Powered attachments are typically safer for the operator when they can be operated from inside the cab. However, there are some attachments that call for an operator outside the cab. Always use caution when working closely to attachments and be aware of your surroundings. Quality attachment manufacturers test their products vigorously to reduce hazards. They also include safety signs (decals), warning of hazards and they supply operator manuals with their finished products. Attachments are made for specific purposes, using any attachment for something other than its intended purpose and design limits is asking for trouble. Good design can supply a useful tool, but it’s up to the operator to choose the right tool for the right job. It’s vital for all operators to read and understand the operator’s manuals for both the attachment and the vehicle. Taking time to service and inspect all equipment before and after its daily use will prevent failures and keep the attachment in good working order.
Prior to operating any attachment, ensure the attachment is properly latched to the vehicle. If a safety shield or guard is removed for any reason, it must be replaced before operation. An operator must also be attentive. Even an experienced operator can unintentionally ignore dangerous parts of attachments, like raised hydraulic lift arms or moving and/or rotating parts, after working next to them all day. Buried and overhanging power and/or utility lines can be overlooked. Always stay aware when using attachments and be cautious of all risks not just to yourself but to any potential bystanders.
Notice and read the safety signs on all equipment — they’re there for a reason. If they are missing or damaged, contact the manufacturer for replacements. Don’t sacrifice safety for convenience. The worst thing an attachment operator can do is value saving dollars and time over saving his or her life. Make sure the attachment is properly paired for the correct application and vehicle.
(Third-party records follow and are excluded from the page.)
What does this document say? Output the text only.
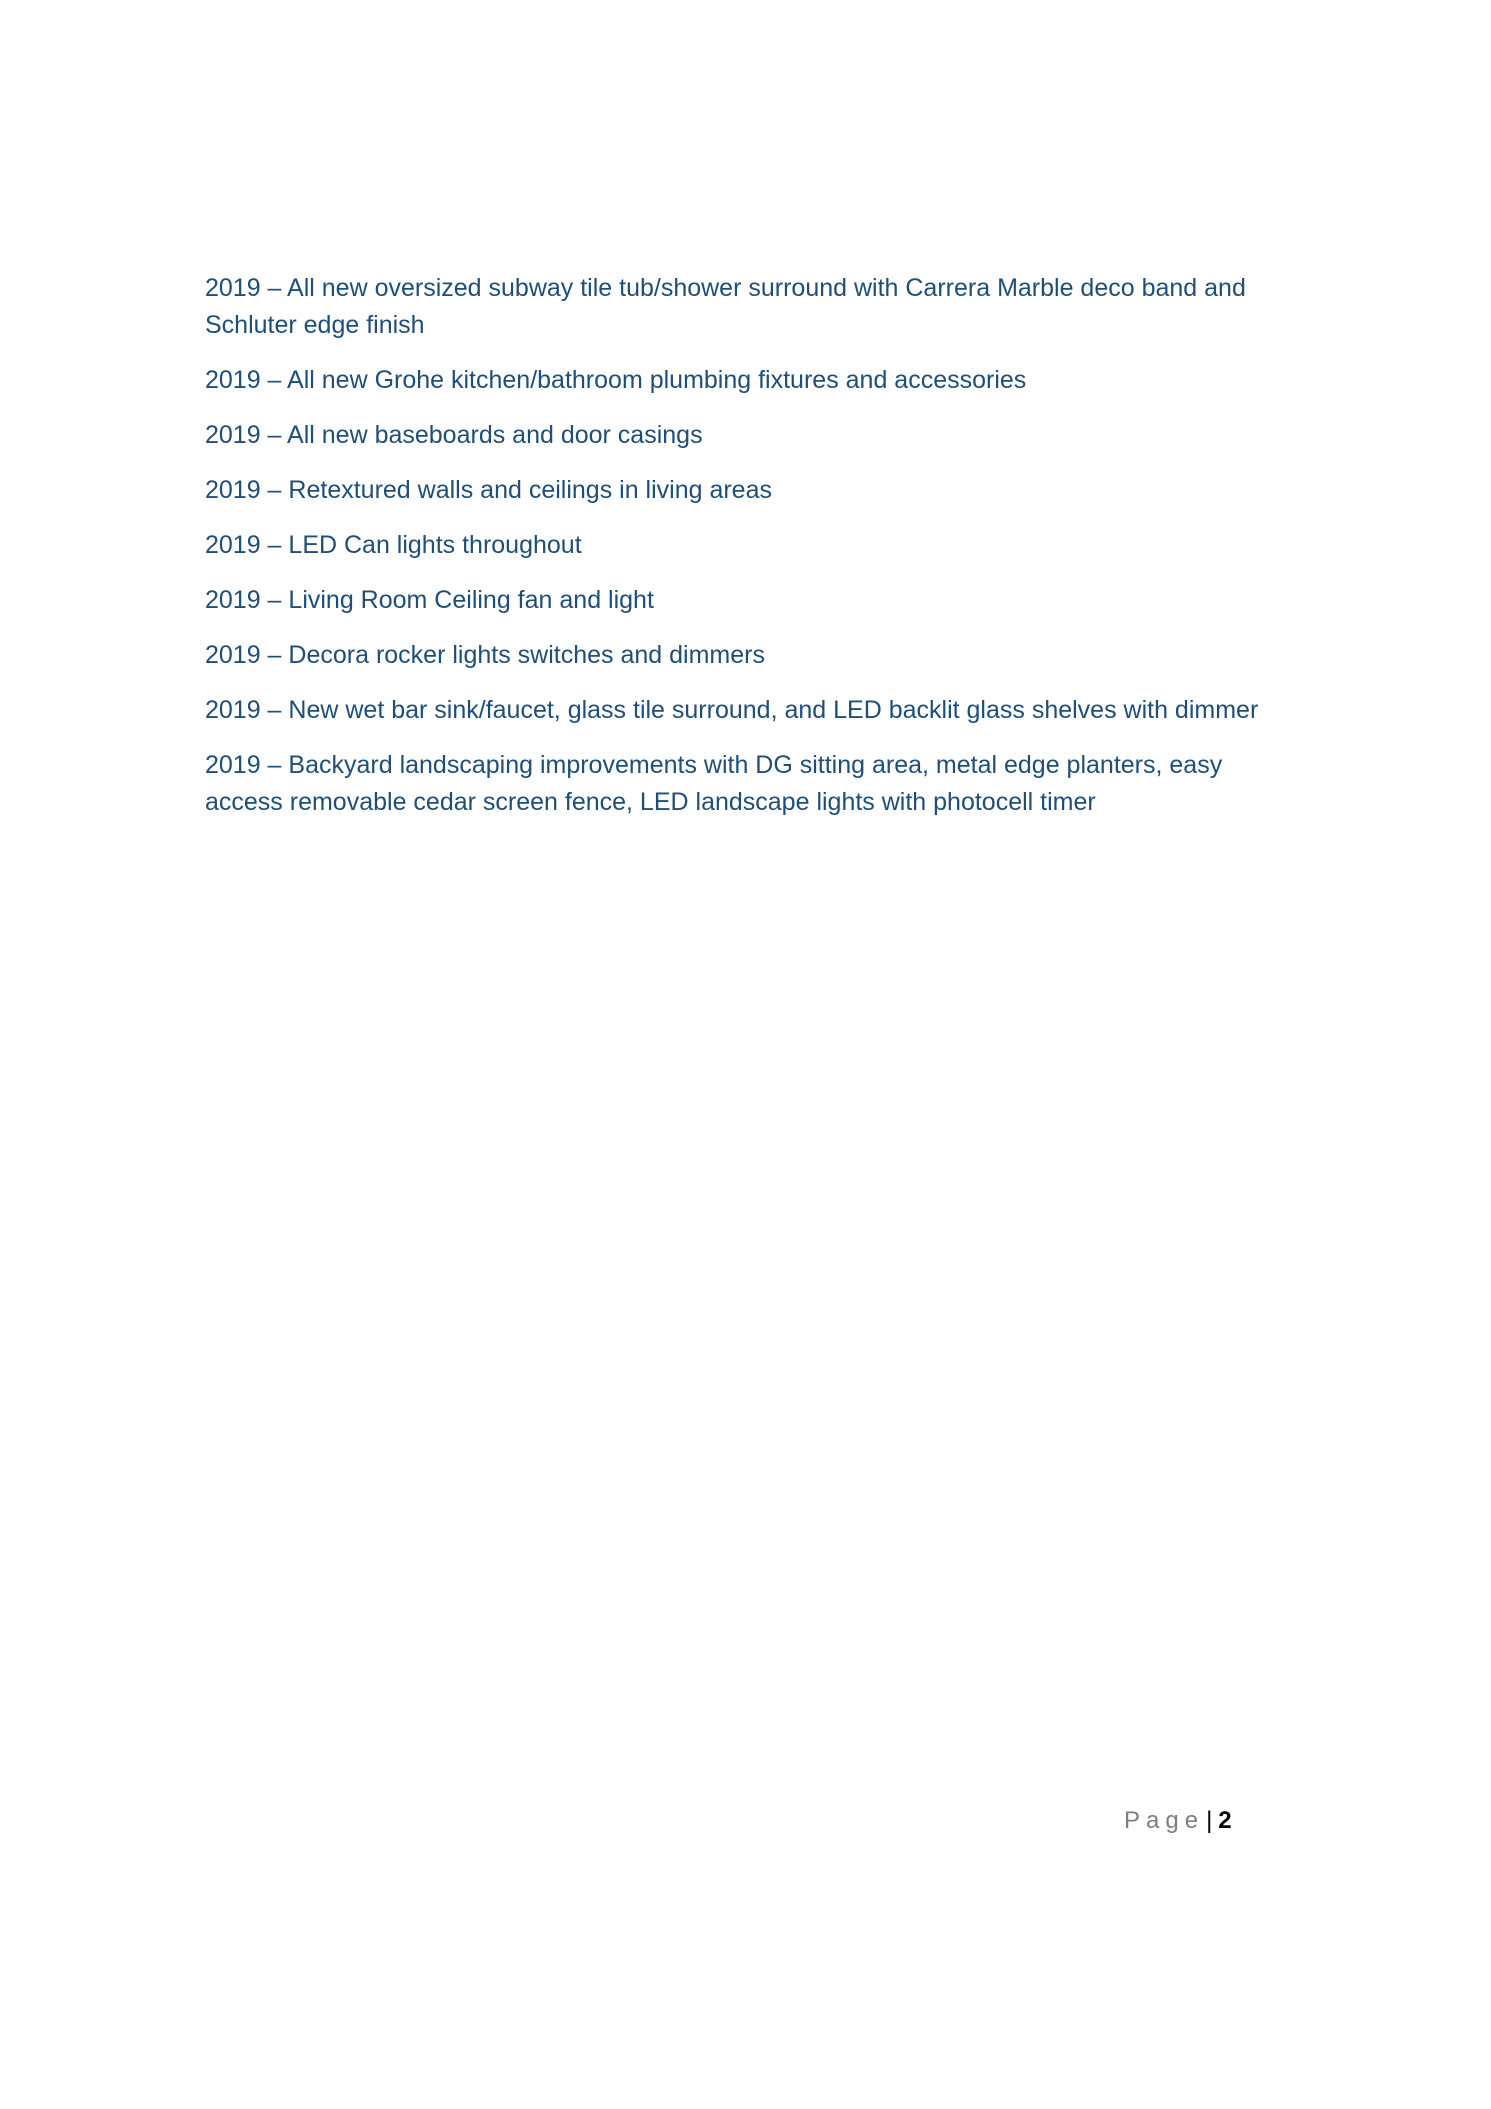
2019 – All new oversized subway tile tub/shower surround with Carrera Marble deco band and Schluter edge finish
2019 – All new Grohe kitchen/bathroom plumbing fixtures and accessories
2019 – All new baseboards and door casings
2019 – Retextured walls and ceilings in living areas
2019 – LED Can lights throughout
2019 – Living Room Ceiling fan and light
2019 – Decora rocker lights switches and dimmers
2019 – New wet bar sink/faucet, glass tile surround, and LED backlit glass shelves with dimmer
2019 – Backyard landscaping improvements with DG sitting area, metal edge planters, easy access removable cedar screen fence, LED landscape lights with photocell timer
Page| 2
If using the attachment on various vehicles, check your gallons per minute (gpm) and pounds per square inch (psi) of the hydraulic system to make sure you are within the requirements and capabilities of both. Operating the attachments outside of their hydraulic range can cause hose failures and other safety concerns. Manufacturers of attachments have a duty to design safe, reliable, quality machines. Users of attachments have a similar duty to use those machines as they were intended, to keep their machines in good running order and above all else to be mindful of themselves and bystanders in proximity of an attachment.